Trompe l’oeil’s history

The term came from the name of a painting created by Louis-Léopold Boilly and displayed in the 1800s at the Paris Salon. Although the term did not become a by-word until the 19th century, but the technique used in this type of painting dates much earlier. A Greek fable states that a painting contest pitted the skills of two painters, Zeuxis and Parrhasius, to see who was the better realistic still-life painter. Zeuxis painted grapes that were so realistic that birds flew down to pick at the grapes. On the other hand, Parrhasius asked Zeuxis to draw back the curtains to view what he painted. However, what looked like frayed curtains were part of Parrhasius’ work, which made him the winner.

Ceiling Andrea Mantegna

Trompe l’oeil during the Renaissance

An interest in perspective drawing emerged during the Renaissance, although one painter, Giotto, started perspective painting near the end of the 1200s. Also, several late-Quattrocento Italian artists, including Andrea Mantegna and Melozzo da Forli, started creating illusionistic ceiling fresco works, which employed perspective and foreshortening to provide observers looking from below the impression of space. When applied to frescoes on the ceilings, the painting technique is called di sotto in sù (from below, upward).

A correct vanishing point of view shows the components drawn on the ceiling. An excellent example of trompe l’oeil is Parma Cathedral’s Assumption of the Virgin, created by Antonio de Correggio in 1530. Some of Vittorio Carpaccio and Jacopo de’ Barbari’s works used trompe l’oeil elements to experiment with reality and illusion.

Trompe l’oeil’s developing theories from the 17th century

In the 17th century, perspective theories allowed for a more holistic approach to the illusion, which artists called quadratura when used to open up the surface of a wall or ceiling. This approach includes Andrea Pozzo‘s Apotheosis of St. Ignatius (1694) and the 1639 work of Pietro da Cortona called Allegory of Divine Providence.

By the 16th and 17th centuries, Baroque and Mannerist Jesuit church interiors often used trompe l’oeil ceiling murals to visually open the churches’ ceilings or domes, showing images of Jesus or Mary in the sky.
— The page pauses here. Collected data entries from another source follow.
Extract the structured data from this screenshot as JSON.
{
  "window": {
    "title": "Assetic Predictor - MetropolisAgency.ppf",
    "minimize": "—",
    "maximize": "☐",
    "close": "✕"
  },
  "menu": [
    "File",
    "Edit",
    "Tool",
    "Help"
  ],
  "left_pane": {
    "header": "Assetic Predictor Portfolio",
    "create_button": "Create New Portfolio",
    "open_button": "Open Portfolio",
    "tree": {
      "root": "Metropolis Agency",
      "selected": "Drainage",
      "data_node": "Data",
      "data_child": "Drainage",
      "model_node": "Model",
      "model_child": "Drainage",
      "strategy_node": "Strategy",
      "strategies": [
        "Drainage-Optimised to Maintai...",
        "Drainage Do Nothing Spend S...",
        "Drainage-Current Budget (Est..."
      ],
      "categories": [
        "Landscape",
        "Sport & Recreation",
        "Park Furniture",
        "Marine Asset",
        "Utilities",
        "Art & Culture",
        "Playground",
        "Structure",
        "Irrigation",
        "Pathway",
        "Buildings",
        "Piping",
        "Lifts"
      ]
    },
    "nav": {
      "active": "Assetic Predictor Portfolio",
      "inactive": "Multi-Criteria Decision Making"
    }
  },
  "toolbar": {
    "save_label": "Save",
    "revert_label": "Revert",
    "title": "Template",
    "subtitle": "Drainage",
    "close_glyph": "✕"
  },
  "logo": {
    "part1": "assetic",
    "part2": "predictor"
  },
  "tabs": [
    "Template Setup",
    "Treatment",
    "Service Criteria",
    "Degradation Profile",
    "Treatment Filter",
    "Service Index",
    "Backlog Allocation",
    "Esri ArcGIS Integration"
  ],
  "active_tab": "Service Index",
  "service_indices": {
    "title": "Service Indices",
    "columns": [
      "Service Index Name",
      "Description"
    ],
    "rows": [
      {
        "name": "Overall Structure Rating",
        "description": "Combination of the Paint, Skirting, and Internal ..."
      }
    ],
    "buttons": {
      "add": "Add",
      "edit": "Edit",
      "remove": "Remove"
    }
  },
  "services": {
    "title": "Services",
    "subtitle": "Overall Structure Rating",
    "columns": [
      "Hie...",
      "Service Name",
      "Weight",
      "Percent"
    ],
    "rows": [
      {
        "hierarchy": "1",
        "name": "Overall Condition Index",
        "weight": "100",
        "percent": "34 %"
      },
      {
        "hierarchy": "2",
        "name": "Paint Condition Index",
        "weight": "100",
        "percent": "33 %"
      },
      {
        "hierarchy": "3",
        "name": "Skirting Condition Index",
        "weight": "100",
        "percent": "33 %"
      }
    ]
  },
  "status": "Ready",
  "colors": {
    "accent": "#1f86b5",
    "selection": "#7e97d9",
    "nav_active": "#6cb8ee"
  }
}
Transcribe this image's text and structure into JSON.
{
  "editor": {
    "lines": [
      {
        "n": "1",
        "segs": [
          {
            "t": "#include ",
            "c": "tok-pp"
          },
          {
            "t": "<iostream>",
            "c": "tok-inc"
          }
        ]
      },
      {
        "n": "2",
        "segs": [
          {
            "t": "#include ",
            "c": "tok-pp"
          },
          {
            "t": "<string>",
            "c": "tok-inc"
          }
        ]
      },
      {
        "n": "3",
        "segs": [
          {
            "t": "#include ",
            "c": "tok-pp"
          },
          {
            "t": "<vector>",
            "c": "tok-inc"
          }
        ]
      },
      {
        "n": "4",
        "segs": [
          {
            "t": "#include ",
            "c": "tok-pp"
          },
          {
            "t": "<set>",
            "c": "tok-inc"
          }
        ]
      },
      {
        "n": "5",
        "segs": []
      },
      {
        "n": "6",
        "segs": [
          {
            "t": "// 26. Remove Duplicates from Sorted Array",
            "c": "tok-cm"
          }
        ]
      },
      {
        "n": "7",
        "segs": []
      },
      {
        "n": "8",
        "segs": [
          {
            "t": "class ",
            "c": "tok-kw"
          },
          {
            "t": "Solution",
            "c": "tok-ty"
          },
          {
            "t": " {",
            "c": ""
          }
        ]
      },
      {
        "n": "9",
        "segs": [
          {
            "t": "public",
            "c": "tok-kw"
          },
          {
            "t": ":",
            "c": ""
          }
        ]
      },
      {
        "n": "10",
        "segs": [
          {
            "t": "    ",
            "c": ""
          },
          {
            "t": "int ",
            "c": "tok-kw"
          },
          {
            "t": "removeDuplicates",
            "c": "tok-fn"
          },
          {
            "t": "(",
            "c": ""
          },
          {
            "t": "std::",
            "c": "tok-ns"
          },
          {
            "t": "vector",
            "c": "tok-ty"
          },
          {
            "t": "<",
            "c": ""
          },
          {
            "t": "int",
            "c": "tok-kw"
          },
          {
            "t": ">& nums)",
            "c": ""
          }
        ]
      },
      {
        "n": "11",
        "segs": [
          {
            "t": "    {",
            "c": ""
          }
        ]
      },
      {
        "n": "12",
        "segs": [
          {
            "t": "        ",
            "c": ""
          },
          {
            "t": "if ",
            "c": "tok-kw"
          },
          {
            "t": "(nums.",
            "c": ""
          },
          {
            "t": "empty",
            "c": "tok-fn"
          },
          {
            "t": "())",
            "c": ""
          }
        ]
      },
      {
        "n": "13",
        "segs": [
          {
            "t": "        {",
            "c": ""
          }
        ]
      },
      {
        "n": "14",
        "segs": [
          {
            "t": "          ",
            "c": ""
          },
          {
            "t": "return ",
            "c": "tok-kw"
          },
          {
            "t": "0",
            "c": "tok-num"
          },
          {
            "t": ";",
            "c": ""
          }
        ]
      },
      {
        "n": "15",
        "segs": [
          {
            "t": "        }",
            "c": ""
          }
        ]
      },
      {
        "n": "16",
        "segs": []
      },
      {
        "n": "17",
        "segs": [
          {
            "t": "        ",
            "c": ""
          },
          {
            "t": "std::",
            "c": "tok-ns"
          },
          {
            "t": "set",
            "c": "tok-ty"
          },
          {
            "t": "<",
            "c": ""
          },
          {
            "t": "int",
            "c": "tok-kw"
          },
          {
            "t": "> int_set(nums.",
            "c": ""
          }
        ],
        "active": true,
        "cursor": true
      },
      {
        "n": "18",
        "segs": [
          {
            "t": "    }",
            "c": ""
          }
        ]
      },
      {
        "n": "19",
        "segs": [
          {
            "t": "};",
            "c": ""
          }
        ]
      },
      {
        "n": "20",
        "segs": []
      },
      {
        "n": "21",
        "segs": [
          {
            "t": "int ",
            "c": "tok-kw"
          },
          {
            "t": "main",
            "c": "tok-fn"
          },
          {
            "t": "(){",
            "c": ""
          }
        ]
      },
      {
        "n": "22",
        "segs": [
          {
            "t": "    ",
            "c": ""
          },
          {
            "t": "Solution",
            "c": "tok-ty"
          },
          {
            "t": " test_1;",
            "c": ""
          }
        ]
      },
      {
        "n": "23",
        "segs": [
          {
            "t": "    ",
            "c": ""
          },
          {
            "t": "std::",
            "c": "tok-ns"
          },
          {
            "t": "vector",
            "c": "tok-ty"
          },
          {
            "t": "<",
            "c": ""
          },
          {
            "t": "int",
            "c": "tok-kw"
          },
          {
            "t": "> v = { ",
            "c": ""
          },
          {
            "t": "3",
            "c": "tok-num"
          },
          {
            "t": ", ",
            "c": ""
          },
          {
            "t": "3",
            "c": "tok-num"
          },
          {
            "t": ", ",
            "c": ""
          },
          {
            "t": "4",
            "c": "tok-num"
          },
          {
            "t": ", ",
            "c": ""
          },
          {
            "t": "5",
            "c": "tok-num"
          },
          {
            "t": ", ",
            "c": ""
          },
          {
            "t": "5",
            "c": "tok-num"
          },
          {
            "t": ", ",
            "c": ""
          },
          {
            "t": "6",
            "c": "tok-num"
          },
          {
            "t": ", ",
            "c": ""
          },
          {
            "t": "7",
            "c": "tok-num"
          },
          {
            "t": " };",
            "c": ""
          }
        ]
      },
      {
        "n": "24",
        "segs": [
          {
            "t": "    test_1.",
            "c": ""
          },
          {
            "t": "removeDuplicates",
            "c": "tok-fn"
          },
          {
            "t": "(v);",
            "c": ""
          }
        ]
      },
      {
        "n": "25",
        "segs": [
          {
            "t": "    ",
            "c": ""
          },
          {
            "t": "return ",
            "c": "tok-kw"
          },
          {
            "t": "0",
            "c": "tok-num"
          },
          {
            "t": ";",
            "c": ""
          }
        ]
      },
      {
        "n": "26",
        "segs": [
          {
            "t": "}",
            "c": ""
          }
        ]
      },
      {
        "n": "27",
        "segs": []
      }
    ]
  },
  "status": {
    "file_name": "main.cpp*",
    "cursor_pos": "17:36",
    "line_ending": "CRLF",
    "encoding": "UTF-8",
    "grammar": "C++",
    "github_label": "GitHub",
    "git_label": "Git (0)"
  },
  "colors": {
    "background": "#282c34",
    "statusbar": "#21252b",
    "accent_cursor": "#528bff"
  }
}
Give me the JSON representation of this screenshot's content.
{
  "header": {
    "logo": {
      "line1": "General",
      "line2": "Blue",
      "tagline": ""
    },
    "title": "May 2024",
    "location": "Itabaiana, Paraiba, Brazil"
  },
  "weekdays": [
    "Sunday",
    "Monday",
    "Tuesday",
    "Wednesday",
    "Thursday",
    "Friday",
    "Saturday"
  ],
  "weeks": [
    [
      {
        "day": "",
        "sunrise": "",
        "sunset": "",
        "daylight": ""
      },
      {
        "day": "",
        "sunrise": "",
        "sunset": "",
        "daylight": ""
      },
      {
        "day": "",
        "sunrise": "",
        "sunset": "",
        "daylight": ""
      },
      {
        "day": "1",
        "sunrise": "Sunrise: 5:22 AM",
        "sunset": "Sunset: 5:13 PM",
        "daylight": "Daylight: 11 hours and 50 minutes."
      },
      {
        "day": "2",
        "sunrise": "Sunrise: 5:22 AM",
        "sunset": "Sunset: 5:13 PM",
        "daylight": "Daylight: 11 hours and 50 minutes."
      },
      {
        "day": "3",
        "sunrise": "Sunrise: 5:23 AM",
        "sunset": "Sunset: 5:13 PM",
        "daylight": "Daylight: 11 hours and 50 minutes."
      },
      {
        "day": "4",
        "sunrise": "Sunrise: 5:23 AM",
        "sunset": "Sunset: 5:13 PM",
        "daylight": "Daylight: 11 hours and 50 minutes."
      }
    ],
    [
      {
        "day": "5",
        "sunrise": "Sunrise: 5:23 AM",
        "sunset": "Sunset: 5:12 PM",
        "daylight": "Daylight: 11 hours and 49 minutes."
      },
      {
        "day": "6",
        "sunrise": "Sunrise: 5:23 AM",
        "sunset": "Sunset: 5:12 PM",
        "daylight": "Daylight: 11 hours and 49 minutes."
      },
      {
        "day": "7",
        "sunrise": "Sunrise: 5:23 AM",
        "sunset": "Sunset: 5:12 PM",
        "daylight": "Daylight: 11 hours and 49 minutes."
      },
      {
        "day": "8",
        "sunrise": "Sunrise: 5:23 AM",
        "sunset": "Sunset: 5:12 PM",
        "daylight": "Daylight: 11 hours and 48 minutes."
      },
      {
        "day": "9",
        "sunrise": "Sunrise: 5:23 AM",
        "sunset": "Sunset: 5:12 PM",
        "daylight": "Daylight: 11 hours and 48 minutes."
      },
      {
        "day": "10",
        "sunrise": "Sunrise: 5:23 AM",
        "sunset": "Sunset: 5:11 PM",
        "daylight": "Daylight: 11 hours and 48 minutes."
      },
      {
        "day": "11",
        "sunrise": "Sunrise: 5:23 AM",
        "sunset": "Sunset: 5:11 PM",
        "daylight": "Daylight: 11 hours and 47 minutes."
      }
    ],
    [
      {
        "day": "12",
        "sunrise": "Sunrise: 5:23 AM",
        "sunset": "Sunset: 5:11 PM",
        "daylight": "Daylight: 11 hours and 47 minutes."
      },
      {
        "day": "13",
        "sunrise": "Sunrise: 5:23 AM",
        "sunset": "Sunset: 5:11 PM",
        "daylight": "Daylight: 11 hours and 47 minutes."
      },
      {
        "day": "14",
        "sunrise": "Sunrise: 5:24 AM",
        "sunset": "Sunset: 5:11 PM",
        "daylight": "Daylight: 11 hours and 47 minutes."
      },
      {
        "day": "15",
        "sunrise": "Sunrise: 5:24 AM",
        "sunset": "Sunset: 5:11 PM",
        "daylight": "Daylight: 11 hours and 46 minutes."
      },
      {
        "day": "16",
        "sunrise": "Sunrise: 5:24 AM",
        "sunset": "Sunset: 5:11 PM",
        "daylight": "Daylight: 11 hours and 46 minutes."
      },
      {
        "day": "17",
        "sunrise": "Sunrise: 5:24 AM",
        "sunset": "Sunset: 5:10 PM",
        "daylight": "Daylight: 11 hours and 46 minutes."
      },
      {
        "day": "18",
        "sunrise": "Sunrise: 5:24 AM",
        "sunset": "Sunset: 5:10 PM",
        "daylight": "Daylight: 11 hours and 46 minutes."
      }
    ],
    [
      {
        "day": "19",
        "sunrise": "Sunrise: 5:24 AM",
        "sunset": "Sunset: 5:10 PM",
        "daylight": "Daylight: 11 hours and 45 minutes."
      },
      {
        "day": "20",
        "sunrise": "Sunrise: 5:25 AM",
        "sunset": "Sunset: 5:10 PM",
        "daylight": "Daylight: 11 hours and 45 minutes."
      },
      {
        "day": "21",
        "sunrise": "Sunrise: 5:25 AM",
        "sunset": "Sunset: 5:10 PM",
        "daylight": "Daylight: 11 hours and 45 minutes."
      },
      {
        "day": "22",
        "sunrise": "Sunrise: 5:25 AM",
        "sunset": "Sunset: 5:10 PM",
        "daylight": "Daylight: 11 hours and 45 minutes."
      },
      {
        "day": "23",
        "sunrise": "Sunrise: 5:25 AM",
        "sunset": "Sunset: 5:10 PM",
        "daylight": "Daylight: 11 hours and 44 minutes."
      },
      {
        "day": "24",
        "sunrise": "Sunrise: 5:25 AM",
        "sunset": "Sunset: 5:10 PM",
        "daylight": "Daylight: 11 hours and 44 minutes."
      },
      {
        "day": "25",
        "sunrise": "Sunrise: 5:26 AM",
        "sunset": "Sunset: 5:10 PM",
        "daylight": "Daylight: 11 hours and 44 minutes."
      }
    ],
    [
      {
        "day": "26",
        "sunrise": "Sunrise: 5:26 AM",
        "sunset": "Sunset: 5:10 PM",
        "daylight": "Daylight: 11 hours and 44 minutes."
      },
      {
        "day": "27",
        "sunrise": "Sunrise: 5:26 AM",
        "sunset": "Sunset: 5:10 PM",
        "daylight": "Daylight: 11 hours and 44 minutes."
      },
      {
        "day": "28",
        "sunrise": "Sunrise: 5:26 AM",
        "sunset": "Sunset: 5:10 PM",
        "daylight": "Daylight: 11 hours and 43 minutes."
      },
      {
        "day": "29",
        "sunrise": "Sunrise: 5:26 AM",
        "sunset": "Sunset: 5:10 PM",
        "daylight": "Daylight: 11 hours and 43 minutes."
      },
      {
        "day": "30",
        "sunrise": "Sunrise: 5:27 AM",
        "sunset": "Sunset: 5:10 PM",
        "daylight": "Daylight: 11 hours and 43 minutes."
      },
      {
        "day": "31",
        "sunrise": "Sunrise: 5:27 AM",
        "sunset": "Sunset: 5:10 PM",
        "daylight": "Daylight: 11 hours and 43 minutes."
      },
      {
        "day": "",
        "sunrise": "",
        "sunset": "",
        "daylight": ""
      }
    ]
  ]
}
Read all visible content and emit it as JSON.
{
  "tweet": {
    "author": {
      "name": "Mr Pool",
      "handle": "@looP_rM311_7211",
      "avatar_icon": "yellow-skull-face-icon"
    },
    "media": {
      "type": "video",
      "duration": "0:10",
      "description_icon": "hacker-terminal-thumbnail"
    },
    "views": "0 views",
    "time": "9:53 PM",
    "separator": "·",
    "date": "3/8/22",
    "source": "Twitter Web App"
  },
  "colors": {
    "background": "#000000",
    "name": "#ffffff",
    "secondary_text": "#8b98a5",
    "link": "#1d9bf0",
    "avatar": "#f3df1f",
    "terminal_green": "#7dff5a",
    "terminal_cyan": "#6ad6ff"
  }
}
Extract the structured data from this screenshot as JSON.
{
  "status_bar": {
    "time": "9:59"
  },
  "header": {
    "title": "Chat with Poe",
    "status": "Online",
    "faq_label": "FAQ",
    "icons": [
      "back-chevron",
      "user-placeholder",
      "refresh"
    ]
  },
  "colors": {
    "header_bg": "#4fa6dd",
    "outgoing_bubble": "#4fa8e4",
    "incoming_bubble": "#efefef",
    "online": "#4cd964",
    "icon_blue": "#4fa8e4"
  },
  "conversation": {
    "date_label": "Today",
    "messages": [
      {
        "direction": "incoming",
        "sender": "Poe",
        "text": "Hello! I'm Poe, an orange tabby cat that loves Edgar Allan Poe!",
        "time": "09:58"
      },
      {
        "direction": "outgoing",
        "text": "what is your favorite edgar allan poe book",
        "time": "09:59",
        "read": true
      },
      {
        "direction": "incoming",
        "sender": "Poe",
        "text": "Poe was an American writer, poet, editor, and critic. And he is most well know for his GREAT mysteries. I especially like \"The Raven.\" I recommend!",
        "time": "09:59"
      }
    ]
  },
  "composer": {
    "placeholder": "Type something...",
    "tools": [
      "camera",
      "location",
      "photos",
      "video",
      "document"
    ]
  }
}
Flemish and Dutch painters followed the trend in the 17th century when still-life painting started to rise. For example, Flemish artist Cornelis Norbertus Gysbrechts painted a chantourné (cutout) showing an easel supporting a painting. A chantourné refers to a trompe l’Oeil painting with the canvas cut in shape intended to make the viewers believe they are looking at a 3D object positioned away from the wall.

In the 19th century, still-life artist William Harnett was an excellent trompe l’oeil artist in the United States. From the 1960s, several U.S. buildings had large trompe l’oeil murals created by Richard Haas and other artists. By the 1890s, Germany had artists like Rainer Maria Latzke, who fused modern content into traditional fresco paintings. As trompe l’oeil became more common for murals inside buildings, Salvador Dali used the technique in several of his paintings.

Edgar Mueller Lava

Trompe l’oeil art today

Since the 1800s, the trompe l’oeil painting technique did not go out of style. For example, the trompe l’oeil mural created by Richard Haas on the exterior wall of the Fontainebleau Hotel in Miami was viewed by thousands from 1986 to 2002. Sadly the building was demolished in 2002.

Today’s street artists, such as Deer Feed, Jan Is De Man, Julian Beever, Kurt Wenner, and Edgar Mueller, apply the concept. They are just some of the street artists who successfully tricked people into believing they are looking at three-dimensional environments.